Despite the rise in interest rates on the backs of these recent developments, there is no evidence that higher rates are having a detrimental impact on either the U.S. or global economy, Eitelman said. “For the time being, the world is in the good news is good news phase of the business cycle—and that’s been quite encouraging,” he remarked.

Did recent U.S. stimulus checks help power January’s rise in retail sales?

Speaking of good economic news, Eitelman noted that U.S. retail sales for January smashed consensus expectations, rising 5.3% from December. Economists had been predicting a 1.1% increase, he said, which was already seen as optimistic.
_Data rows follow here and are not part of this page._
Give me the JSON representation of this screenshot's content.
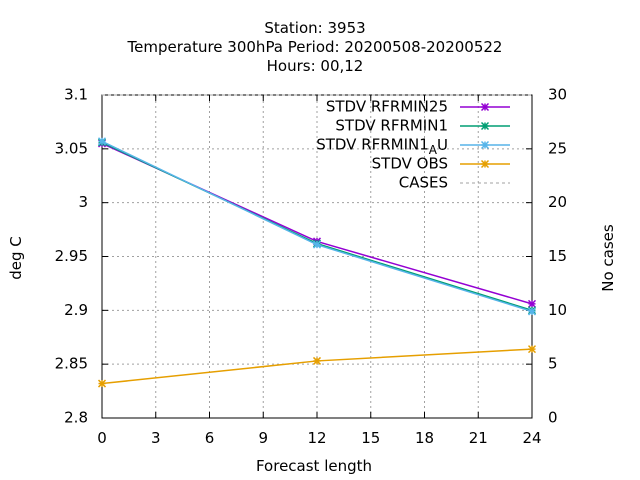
{
  "chart_data": {
    "type": "line",
    "title_lines": [
      "Station:     3953",
      "Temperature 300hPa   Period: 20200508-20200522",
      "Hours:  00,12"
    ],
    "xlabel": "Forecast length",
    "ylabel": "deg C",
    "y2label": "No cases",
    "xlim": [
      0,
      24
    ],
    "ylim": [
      2.8,
      3.1
    ],
    "y2lim": [
      0,
      30
    ],
    "xticks": [
      "0",
      "3",
      "6",
      "9",
      "12",
      "15",
      "18",
      "21",
      "24"
    ],
    "yticks": [
      "2.8",
      "2.85",
      "2.9",
      "2.95",
      "3",
      "3.05",
      "3.1"
    ],
    "y2ticks": [
      "0",
      "5",
      "10",
      "15",
      "20",
      "25",
      "30"
    ],
    "grid": true,
    "legend_position": "top-right",
    "series": [
      {
        "name": "STDV RFRMIN25",
        "color": "#9400d3",
        "x": [
          0,
          12,
          24
        ],
        "y": [
          3.055,
          2.964,
          2.906
        ],
        "axis": "y1",
        "marker": "x"
      },
      {
        "name": "STDV RFRMIN1",
        "color": "#009e73",
        "x": [
          0,
          12,
          24
        ],
        "y": [
          3.056,
          2.962,
          2.9
        ],
        "axis": "y1",
        "marker": "x"
      },
      {
        "name": "STDV RFRMIN1_AU",
        "color": "#56b4e9",
        "x": [
          0,
          12,
          24
        ],
        "y": [
          3.057,
          2.961,
          2.899
        ],
        "axis": "y1",
        "marker": "x"
      },
      {
        "name": "STDV OBS",
        "color": "#e69f00",
        "x": [
          0,
          12,
          24
        ],
        "y": [
          2.832,
          2.853,
          2.864
        ],
        "axis": "y1",
        "marker": "x"
      },
      {
        "name": "CASES",
        "color": "#a0a0a0",
        "x": [
          0,
          12,
          24
        ],
        "y": [
          30,
          30,
          30
        ],
        "axis": "y2",
        "marker": "none",
        "dashed": true
      }
    ]
  }
}
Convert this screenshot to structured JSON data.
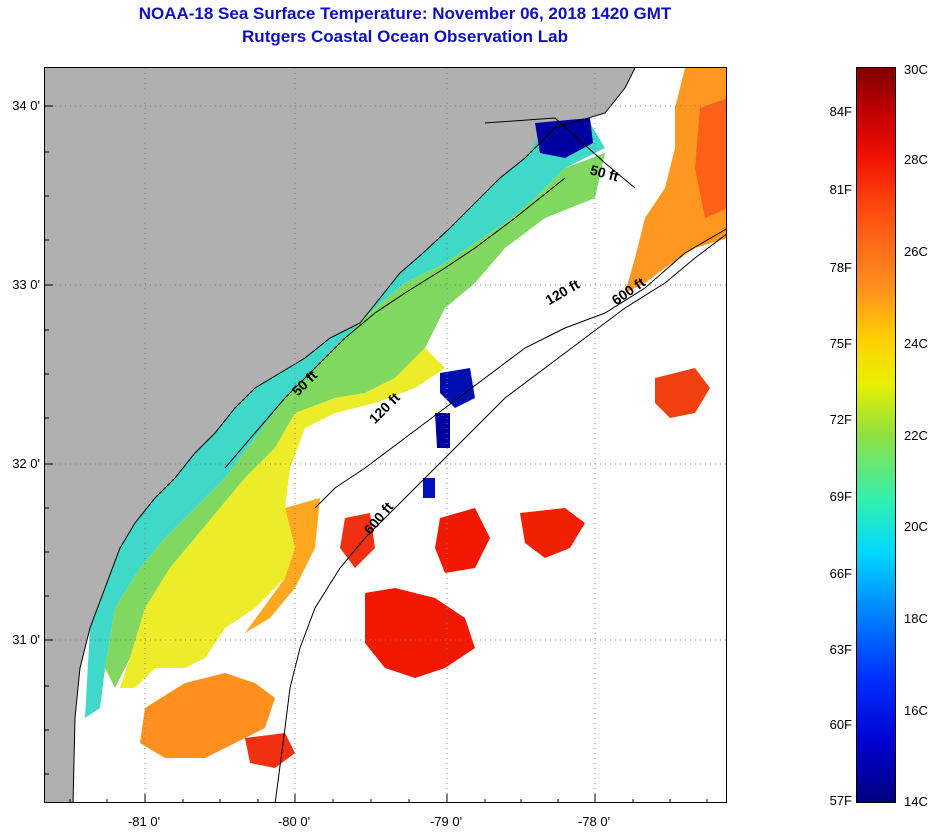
{
  "header": {
    "title": "NOAA-18 Sea Surface Temperature:  November 06, 2018 1420 GMT",
    "subtitle": "Rutgers Coastal Ocean Observation Lab"
  },
  "map": {
    "lat_labels": [
      "34 0'",
      "33 0'",
      "32 0'",
      "31 0'"
    ],
    "lon_labels": [
      "-81 0'",
      "-80 0'",
      "-79 0'",
      "-78 0'"
    ],
    "contours": [
      "50 ft",
      "120 ft",
      "600 ft",
      "50 ft",
      "120 ft",
      "600 ft"
    ],
    "colors": {
      "land": "#b0b0b0",
      "cloud": "#ffffff",
      "cold": "#0000a0",
      "cool": "#00c8f0",
      "mild": "#80d860",
      "warm": "#f0e020",
      "warmer": "#ff9820",
      "hot": "#f01800"
    }
  },
  "colorbar": {
    "fahrenheit": [
      "84F",
      "81F",
      "78F",
      "75F",
      "72F",
      "69F",
      "66F",
      "63F",
      "60F",
      "57F"
    ],
    "celsius": [
      "30C",
      "28C",
      "26C",
      "24C",
      "22C",
      "20C",
      "18C",
      "16C",
      "14C"
    ]
  }
}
Digging into the data further shows that sales of consumer electronics, furniture and a number of big–ticket discretionary items were particularly strong during January, Eitelman noted. “This points to evidence that the US$600 stimulus checks from December’s coronavirus relief bill flowed through into household bank accounts, and were spent in a fairly meaningful way that ultimately benefited the U.S. economy,” he stated.

This is especially encouraging news as expectations grow over another round of larger stimulus checks in March or April, Eitelman noted. “January’s retail sales numbers suggest that the U.S. economy could receive another meaningful boost in the second quarter if US$1,400 stimulus checks are approved as part of the next COVID–19 relief package,” he remarked, adding that he believes fiscal stimulus measures have been a critical backbone to the economic recovery.

Will positive Pfizer vaccine news boost value and small cap stocks?

Turning to the latest COVID–19 vaccine developments, Eitelman characterized a recent report on the effectiveness of the Pfizer vaccine after a single dose as a major development. “The study from Israel found that one dose of the vaccine is 85% effective in preventing COVID–19—and this could really speed up vaccination efforts,” he noted.

Eitelman said that if countries are able to transition from a two–dose vaccine rollout strategy to a single–dose vaccine rollout strategy, the speed at which the Pfizer vaccine is administered to wider swaths of the population in developed countries could nearly double. This, in turn, would be a positive for financial markets—especially for more cyclical sectors of the market, such as value and small cap stocks, he noted.

Eitelman added that Pfizer also recently reported that its COVID–19 vaccine can now be safely stored in freezers commonly used by pharmacies, rather than in special ones requiring ultra–cold temperatures. This, he said, is a critical piece of news, especially for developing economies that don’t have the infrastructure to transport and store the vaccine at such extreme temperatures.

“Ultimately, this increases the potential for easier access to the Pfizer vaccine for both developing and emerging markets,” he concluded.